DXP 3 mg led to significant improvement versus PBO on N1 in wake time after sleep onset (WASO; P < 0.0001; primary endpoint), total sleep time (TST; P < 0.0001), overall sleep efficiency (SE; P < 0.0001), SE in the last quarter of the night (P < 0.0001), and SE in Hour 8 (P < 0.0001). These improvements were sustained at N85 for all variables, with significance maintained for WASO, TST, overall SE, and SE in the last quarter of the night. DXP 3 mg significantly improved patient-reported latency to sleep onset (Weeks 1, 4, and 12), subjective TST (Weeks 1, 4, and 12), and sleep quality (Weeks 1, 4, and 12). Several global outcome-related variables were significantly improved, including the severity and improvement items of the CGI (Weeks 2, 4, and 12), and all 5 items of the PGI (Week 12; 4 items after Weeks 2 and 4). Significant improvements were observed for DXP 1 mg for several measures including WASO, TST, overall SE, and SE in the last quarter of the night at several time points. Rates of discontinuation were low, and the safety profiles were comparable across the 3 treatment groups.
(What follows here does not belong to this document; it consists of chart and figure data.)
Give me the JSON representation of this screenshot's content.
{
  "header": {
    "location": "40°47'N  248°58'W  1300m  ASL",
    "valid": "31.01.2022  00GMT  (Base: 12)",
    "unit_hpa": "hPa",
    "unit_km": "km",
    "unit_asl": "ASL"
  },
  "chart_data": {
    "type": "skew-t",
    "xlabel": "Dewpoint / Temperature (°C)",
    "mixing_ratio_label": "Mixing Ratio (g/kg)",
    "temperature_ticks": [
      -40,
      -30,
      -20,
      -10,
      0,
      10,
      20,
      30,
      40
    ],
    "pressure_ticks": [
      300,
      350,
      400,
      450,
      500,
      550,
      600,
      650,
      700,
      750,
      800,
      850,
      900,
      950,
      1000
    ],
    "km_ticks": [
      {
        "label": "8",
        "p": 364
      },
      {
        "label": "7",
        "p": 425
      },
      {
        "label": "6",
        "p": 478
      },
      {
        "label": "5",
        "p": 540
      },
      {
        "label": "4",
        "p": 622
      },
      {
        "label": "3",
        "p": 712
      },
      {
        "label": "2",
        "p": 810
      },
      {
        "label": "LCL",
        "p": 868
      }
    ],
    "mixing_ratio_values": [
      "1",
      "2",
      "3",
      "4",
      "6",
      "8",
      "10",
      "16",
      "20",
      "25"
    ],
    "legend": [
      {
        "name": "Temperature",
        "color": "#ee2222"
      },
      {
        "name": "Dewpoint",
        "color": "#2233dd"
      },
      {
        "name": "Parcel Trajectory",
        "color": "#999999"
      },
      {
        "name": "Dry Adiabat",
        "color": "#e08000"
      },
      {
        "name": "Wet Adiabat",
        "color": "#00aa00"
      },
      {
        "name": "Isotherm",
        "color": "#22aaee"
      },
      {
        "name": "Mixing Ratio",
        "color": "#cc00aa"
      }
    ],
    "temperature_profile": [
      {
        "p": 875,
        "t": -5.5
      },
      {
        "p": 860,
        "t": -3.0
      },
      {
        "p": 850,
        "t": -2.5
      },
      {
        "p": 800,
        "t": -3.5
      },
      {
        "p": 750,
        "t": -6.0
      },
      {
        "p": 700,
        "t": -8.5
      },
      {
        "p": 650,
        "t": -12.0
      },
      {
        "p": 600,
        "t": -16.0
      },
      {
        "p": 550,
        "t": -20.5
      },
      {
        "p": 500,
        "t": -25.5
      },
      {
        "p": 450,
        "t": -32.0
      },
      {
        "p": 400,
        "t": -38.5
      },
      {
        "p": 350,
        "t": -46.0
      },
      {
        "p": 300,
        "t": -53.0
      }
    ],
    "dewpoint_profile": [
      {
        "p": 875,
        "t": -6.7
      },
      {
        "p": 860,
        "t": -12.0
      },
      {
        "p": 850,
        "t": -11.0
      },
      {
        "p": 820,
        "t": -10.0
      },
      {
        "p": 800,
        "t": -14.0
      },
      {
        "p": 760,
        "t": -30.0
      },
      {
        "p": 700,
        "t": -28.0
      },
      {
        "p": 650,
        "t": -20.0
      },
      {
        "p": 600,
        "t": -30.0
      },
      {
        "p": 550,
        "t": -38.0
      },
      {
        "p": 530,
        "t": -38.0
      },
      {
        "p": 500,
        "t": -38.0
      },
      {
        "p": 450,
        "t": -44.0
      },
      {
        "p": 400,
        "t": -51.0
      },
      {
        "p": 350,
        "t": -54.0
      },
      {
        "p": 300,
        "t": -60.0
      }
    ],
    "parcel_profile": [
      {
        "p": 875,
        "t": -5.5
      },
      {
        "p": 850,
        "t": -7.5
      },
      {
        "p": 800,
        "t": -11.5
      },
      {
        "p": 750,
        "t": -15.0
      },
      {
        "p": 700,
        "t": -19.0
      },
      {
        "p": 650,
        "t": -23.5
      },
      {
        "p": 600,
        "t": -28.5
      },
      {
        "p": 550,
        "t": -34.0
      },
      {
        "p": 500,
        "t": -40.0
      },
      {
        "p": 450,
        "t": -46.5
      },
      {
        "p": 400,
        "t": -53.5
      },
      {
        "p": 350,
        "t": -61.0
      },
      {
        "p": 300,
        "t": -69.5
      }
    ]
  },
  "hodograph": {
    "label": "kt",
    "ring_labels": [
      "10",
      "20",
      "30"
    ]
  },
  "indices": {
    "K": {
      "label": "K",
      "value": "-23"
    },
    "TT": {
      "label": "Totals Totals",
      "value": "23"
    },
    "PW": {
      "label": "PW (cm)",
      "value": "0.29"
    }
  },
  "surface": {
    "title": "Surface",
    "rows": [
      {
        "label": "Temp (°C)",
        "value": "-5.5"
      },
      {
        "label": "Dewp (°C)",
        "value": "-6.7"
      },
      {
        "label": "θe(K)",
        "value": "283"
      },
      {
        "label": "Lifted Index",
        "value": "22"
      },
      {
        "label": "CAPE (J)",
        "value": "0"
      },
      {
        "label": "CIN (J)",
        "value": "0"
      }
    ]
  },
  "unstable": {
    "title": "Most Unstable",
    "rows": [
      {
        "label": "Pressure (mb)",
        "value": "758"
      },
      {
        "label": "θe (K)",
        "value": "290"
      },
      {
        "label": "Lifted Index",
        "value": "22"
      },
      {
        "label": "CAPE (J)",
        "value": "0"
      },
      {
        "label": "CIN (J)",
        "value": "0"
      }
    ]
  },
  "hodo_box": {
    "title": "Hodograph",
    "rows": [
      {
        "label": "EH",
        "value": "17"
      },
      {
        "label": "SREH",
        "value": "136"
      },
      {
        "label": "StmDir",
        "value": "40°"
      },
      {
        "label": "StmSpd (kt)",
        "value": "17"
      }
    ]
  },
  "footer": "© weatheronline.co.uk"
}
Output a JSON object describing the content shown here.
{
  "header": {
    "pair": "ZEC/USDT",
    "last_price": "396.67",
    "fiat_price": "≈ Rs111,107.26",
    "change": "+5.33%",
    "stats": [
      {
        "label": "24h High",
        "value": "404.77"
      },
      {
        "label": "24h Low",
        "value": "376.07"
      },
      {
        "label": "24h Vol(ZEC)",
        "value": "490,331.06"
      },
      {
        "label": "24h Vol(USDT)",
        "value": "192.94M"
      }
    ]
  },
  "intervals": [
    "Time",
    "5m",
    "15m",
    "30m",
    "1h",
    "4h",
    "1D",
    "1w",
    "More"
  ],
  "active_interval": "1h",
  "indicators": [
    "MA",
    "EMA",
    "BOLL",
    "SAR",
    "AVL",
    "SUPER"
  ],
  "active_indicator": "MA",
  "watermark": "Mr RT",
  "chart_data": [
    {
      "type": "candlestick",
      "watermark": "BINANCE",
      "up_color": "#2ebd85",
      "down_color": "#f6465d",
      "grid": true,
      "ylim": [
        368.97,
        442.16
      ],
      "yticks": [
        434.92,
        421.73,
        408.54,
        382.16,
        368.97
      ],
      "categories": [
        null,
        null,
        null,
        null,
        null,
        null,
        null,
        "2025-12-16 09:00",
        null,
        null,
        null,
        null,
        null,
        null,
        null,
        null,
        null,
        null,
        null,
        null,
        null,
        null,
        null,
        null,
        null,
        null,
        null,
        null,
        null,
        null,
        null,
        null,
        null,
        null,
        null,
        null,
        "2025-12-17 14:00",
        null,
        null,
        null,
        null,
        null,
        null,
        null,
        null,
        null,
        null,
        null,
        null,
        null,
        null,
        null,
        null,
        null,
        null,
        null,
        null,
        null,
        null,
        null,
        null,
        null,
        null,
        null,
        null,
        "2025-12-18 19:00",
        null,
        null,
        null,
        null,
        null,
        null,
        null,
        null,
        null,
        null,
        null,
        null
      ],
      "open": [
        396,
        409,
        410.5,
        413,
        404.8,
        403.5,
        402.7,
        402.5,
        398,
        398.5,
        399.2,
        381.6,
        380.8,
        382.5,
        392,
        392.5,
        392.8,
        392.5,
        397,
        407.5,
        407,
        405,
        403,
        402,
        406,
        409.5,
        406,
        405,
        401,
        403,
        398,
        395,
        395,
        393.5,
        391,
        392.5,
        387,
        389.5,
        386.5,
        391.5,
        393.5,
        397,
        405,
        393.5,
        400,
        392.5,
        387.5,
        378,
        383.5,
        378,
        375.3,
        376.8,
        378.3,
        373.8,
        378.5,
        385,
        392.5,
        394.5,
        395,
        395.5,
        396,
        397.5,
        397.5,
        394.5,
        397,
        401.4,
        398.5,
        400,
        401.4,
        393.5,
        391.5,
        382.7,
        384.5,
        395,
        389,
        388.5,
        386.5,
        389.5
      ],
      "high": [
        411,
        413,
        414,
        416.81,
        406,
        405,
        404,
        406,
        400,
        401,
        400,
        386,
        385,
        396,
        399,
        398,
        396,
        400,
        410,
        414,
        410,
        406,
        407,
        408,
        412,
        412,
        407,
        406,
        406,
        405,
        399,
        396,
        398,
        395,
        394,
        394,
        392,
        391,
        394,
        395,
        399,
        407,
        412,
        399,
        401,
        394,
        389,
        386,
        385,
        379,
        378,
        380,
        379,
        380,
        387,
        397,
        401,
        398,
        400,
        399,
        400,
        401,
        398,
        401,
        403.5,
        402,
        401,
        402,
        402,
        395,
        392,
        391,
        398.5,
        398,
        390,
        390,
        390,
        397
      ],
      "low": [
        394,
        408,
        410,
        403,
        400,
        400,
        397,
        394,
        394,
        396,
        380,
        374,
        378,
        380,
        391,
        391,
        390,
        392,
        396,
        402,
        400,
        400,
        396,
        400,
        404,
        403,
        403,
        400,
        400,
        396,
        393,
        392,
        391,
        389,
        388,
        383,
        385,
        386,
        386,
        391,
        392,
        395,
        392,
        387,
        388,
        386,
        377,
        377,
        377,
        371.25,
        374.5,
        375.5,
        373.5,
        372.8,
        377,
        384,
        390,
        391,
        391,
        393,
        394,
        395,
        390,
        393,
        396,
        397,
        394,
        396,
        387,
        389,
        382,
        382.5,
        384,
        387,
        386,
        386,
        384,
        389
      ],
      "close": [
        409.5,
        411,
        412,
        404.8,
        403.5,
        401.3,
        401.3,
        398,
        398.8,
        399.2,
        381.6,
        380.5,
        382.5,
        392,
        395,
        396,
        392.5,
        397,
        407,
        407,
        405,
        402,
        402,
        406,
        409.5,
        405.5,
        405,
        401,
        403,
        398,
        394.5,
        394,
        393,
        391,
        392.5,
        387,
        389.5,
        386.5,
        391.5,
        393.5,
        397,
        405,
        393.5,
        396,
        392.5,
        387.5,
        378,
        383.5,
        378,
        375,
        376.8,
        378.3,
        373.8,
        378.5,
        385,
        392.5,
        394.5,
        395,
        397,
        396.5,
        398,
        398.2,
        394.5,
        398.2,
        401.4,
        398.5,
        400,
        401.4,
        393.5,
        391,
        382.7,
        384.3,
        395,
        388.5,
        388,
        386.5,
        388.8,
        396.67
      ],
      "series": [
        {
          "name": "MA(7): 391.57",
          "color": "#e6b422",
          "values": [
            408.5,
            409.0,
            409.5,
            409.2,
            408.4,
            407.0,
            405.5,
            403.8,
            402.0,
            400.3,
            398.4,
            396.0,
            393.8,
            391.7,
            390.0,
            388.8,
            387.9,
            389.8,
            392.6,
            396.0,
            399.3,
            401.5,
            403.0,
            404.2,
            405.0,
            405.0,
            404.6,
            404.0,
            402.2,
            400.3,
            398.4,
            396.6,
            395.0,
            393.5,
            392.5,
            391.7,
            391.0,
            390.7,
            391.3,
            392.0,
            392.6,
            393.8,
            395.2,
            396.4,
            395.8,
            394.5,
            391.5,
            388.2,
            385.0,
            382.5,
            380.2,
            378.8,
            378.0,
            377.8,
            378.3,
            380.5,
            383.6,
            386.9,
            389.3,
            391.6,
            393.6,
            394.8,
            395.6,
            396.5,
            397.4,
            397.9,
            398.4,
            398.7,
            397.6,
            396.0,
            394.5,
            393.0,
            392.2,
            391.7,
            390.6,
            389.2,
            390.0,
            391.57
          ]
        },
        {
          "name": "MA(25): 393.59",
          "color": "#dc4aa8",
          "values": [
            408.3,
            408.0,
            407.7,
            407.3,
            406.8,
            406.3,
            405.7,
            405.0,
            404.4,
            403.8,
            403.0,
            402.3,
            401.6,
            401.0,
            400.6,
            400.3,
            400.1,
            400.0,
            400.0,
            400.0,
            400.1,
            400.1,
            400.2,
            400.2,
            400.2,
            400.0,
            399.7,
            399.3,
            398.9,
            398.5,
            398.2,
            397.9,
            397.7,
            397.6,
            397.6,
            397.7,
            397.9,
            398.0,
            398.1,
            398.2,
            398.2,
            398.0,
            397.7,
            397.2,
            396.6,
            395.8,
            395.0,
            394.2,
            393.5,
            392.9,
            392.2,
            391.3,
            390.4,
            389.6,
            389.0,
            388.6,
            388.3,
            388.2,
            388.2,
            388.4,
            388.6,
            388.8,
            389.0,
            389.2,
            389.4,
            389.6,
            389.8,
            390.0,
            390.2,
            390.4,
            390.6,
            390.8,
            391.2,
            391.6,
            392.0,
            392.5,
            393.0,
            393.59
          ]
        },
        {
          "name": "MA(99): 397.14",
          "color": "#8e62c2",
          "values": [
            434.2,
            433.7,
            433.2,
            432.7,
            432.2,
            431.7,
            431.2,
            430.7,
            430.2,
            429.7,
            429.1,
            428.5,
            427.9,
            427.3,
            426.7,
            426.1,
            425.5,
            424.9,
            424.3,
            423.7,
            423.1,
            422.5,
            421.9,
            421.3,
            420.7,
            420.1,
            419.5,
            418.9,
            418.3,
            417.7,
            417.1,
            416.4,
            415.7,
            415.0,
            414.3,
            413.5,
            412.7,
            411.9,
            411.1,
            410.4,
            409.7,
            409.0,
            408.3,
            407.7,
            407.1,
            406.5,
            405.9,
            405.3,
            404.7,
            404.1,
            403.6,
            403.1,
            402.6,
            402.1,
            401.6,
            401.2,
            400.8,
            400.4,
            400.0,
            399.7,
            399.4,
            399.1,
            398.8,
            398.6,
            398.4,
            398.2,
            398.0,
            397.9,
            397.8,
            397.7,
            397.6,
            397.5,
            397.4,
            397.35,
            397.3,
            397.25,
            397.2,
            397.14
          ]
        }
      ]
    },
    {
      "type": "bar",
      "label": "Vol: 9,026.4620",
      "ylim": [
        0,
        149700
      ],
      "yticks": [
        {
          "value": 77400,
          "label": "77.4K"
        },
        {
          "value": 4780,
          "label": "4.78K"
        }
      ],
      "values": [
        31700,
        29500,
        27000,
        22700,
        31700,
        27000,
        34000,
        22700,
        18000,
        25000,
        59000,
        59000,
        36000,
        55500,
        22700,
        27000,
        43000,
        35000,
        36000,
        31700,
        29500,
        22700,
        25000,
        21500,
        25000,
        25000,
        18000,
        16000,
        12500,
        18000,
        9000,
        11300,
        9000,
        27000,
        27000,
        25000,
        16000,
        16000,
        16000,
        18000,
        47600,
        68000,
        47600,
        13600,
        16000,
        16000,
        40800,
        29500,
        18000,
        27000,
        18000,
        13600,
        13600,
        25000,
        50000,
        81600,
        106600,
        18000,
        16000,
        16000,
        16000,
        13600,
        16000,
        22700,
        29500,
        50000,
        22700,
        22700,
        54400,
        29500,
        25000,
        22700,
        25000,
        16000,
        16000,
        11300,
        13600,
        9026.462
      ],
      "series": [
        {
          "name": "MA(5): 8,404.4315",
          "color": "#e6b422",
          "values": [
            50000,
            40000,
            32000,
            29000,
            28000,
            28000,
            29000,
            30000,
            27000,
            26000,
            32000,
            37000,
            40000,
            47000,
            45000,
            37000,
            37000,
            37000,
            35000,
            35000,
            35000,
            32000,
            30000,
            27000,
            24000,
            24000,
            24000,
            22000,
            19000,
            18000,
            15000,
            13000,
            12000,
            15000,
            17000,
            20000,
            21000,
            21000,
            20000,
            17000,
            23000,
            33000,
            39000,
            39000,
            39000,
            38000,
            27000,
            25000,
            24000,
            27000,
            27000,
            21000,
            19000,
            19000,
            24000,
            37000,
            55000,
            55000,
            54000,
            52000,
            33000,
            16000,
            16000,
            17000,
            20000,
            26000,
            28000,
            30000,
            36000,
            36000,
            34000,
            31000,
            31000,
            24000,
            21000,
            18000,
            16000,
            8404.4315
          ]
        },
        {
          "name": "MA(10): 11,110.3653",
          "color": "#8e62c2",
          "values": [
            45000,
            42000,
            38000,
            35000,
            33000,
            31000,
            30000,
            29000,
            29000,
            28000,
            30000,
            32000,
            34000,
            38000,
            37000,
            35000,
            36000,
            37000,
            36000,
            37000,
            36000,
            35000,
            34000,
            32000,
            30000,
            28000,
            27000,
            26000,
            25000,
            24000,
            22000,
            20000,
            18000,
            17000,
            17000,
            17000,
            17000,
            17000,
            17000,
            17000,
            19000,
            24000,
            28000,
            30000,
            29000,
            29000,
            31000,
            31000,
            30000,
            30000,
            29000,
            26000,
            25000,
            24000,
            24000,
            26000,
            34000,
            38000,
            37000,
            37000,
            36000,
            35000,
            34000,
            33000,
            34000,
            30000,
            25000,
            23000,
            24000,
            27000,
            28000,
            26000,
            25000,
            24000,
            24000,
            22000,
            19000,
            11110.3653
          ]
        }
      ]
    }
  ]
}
There were no significant next-day residual effects; additionally, there were no reports of memory impairment, complex sleep behaviors, anticholinergic effects, weight gain, or increased appetite.
DXP 1 mg and 3 mg administered nightly to elderly chronic insomnia patients for 12 weeks resulted in significant and sustained improvements in most endpoints. These improvements were not accompanied by evidence of next-day residual sedation or other significant adverse effects. DXP also demonstrated improvements in both patient- and physician-based ratings of global insomnia outcome. The efficacy of DXP at the doses used in this study is noteworthy with respect to sleep maintenance and early morning awakenings given that these are the primary sleep complaints of the elderly. This study, the longest placebo-controlled, double-blind, polysomnographic trial of nightly pharmacotherapy for insomnia in the elderly, provides the best evidence to date of the sustained efficacy and safety of an insomnia medication in older adults.
评估多塞平 1mg 和 3mg 在患有慢性原发性失眠的老年患者中的疗效和安全性。
这是一项随机、双盲、平行组、安慰剂对照试验。符合 DSM-IV-TR 原发性失眠标准的受试者被随机分配至每晚接受多塞平(DXP)1mg(n=77)或 3mg(n=82)或安慰剂(PBO;n=81)治疗 12 周。使用多导睡眠图(PSG)、患者报告和临床医生评分评估疗效。客观疗效数据报告了第 1、29 和 85 夜;主观疗效数据在第 1、4 和 12 周;以及治疗后第 2、4 和 12 周的临床总体印象(CGI)量表和患者总体印象(PGI)量表数据。在整个研究过程中进行安全性评估。
与 PBO 相比,DXP 3mg 在第 1 夜的睡眠潜伏期后觉醒时间(WASO;P<0.0001;主要终点)、总睡眠时间(TST;P<0.0001)、总睡眠效率(SE;P<0.0001)、夜间最后四分之一时间的 SE(P<0.0001)和第 8 小时的 SE(P<0.0001)方面均有显著改善。在第 85 夜,所有变量均保持持续改善,WASO、TST、总 SE 和夜间最后四分之一时间的 SE 均保持显著。DXP 3mg 显著改善了患者报告的入睡潜伏期(第 1、4 和 12 周)、主观 TST(第 1、4 和 12 周)和睡眠质量(第 1、4 和 12 周)。几个与整体结果相关的变量也得到显著改善,包括 CGI 的严重程度和改善项目(第 2、4 和 12 周)以及 PGI 的所有 5 个项目(第 12 周;第 2 和 4 周后 4 个项目)。DXP 1mg 在几个指标上也观察到了显著改善,包括 WASO、TST、总 SE 和夜间最后四分之一时间的 SE,这些指标在几个时间点均有改善。停药率较低,3 个治疗组的安全性特征相似。无明显次日残留效应;此外,无记忆障碍、复杂睡眠行为、抗胆碱能作用、体重增加或食欲增加的报告。
多塞平 1mg 和 3mg 每晚一次给予老年慢性失眠症患者 12 周,可显著且持续改善大多数终点。这些改善没有伴随次日残留镇静或其他显著不良反应的证据。DXP 还改善了基于患者和医生的整体失眠症结果评估。鉴于老年人的主要睡眠抱怨是维持睡眠和清晨早醒,因此在这项研究中,使用的剂量的多塞平的疗效在睡眠维持和清晨早醒方面值得关注。这项最长时间的安慰剂对照、双盲、多导睡眠图试验为老年人失眠症的夜间药物治疗提供了迄今为止最好的证据,证明了老年人群中失眠药物的持续疗效和安全性。